“Parece que não se sensibilizam com essas pessoas. Porque essa crianças brasileiras não foram registradas? Isso não existe. Um município brasileiro faz com que uma pessoa não exista”. A fala da Secretária de Assistência Social de Vitória, Cintya Schulz, retrata a situação dos refugiados em Vitória, ao comentar sobre duas crianças, filhos de refugiados que nasceram no Brasil e não tinham ainda registro de nascimento.
Um outro grupo de indígenas venezuelanos chegou na manhã desta terça-feira (30) na capital capixaba e se juntou a outro que já está na cidade há duas semanas, preocupando as autoridades da capital. A secretária ainda falou sobre a falta de ajuda das autoridades. “Até o momento não tivemos apoio do governo estadual e federal em relação a situação dos venezuelanos em Vitória”.

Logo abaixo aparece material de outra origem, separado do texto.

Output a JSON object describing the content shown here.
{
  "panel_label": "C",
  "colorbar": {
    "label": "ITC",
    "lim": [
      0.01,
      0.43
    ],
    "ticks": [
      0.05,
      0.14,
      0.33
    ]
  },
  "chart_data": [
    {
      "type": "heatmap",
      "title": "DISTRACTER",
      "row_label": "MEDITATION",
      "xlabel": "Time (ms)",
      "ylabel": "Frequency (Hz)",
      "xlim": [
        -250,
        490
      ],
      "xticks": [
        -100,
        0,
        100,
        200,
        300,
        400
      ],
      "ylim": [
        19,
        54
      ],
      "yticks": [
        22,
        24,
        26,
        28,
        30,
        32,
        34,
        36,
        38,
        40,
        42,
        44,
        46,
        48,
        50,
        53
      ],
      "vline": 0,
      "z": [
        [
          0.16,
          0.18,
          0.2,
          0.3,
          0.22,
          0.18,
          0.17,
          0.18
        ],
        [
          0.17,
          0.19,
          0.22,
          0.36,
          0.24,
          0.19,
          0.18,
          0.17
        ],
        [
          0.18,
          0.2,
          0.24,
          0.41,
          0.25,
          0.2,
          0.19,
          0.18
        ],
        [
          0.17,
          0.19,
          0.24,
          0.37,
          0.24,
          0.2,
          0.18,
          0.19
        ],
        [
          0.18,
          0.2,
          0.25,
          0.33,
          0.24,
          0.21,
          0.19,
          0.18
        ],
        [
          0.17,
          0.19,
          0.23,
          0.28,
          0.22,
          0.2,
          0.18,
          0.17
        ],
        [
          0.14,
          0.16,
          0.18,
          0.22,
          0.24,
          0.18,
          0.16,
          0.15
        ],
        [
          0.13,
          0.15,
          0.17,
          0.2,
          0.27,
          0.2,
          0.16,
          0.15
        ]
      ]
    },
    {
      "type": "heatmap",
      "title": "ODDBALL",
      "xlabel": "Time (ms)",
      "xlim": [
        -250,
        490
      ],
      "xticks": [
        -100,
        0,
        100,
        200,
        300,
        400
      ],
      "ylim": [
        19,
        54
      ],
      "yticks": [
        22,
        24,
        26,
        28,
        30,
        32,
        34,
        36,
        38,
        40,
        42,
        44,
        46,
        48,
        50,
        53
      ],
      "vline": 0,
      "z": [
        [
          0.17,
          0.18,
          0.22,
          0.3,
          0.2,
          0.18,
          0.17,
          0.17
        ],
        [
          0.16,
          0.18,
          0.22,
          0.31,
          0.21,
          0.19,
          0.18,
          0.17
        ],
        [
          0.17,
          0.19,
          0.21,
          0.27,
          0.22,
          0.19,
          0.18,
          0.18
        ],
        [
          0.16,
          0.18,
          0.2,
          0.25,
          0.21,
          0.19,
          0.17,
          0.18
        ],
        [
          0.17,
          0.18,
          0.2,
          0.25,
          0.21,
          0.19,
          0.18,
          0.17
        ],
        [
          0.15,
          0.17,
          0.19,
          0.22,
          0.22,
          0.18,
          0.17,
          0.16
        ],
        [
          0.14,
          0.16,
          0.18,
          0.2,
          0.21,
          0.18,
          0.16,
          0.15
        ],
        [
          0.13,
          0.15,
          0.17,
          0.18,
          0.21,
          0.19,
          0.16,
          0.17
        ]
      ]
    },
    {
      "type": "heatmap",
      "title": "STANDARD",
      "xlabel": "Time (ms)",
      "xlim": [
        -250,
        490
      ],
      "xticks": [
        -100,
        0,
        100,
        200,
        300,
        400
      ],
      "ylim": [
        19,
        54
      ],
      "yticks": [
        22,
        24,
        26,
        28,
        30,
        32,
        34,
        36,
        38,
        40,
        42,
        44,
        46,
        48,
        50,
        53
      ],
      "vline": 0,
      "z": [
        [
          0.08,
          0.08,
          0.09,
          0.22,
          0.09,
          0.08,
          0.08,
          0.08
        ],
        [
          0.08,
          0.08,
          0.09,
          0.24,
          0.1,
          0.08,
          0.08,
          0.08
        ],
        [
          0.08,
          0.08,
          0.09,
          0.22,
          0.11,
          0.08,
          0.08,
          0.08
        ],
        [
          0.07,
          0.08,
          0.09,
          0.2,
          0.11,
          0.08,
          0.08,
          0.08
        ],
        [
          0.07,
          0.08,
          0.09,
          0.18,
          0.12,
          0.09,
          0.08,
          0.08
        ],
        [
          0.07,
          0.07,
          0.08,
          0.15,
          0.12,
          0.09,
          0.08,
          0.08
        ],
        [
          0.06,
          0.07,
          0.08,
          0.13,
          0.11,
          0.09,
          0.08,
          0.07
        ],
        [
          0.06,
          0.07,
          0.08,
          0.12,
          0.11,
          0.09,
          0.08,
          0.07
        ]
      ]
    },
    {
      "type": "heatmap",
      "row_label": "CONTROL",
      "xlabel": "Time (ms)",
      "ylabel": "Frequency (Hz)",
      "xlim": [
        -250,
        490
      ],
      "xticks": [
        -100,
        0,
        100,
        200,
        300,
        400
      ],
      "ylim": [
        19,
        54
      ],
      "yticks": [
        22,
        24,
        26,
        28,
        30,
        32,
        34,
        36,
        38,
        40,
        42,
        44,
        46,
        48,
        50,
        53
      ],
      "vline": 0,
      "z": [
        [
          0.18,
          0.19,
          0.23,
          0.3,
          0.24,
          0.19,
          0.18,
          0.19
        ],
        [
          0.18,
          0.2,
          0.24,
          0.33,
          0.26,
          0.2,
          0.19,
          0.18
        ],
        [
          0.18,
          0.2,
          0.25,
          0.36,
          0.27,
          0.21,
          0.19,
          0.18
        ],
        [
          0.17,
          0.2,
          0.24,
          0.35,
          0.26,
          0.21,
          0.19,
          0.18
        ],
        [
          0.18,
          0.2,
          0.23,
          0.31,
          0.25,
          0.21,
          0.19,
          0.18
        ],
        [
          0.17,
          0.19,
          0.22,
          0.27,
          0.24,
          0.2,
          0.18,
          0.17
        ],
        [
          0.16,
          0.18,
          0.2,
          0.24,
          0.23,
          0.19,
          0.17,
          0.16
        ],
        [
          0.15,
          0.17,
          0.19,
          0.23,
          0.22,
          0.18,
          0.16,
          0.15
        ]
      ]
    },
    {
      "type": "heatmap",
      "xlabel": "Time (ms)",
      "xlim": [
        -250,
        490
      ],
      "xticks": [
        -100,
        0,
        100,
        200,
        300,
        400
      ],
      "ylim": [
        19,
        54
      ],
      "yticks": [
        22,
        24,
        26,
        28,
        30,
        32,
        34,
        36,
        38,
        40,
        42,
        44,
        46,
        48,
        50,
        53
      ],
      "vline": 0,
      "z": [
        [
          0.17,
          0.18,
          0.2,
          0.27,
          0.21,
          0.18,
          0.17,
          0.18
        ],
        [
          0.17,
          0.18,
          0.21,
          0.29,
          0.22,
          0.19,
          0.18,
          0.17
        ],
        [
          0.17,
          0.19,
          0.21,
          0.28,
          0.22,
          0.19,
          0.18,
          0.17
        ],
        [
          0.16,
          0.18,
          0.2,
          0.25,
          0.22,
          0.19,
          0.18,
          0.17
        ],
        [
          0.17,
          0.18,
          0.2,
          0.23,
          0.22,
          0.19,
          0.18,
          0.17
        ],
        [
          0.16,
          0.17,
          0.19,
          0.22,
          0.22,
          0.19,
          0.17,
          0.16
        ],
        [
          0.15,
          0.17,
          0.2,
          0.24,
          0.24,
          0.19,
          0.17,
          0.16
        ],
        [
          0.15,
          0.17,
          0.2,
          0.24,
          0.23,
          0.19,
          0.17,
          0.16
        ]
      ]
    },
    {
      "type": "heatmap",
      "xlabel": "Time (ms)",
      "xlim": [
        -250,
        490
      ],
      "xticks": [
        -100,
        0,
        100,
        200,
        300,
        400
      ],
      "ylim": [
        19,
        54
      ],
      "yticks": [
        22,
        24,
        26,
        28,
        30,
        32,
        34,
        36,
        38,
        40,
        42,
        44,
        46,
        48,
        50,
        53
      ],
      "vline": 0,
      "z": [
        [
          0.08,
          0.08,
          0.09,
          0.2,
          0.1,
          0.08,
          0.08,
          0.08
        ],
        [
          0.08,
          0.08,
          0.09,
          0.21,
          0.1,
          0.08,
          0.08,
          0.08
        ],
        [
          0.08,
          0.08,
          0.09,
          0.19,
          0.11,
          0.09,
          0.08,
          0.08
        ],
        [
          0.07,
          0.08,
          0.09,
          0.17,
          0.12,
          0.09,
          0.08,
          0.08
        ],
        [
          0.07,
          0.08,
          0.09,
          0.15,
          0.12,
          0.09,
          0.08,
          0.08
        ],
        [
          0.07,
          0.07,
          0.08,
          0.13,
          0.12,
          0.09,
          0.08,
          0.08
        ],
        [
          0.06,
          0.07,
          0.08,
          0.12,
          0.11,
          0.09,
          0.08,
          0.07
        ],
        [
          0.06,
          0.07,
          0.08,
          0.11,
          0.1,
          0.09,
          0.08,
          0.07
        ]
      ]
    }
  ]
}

A secretária informou que o novo grupo chegou em um ônibus na rodoviária mas os imigrantes não souberam dizer quem custeou as passagens e de qual cidade ao certo vieram. Ao total, 41 venezuelanos indígenas da tribo warao estão no ES e foram acolhidos em abrigos de assistência social. “Infelizmente mais uma vez a Prefeitura de Vitória foi surpreendida e não foi avisada oficialmente por nenhuma cidade baiana. Os venezuelanos foram transportados da rodoviária em vans e microônibus da Secretaria Social para unidades de inclusão produtiva”, afirmou.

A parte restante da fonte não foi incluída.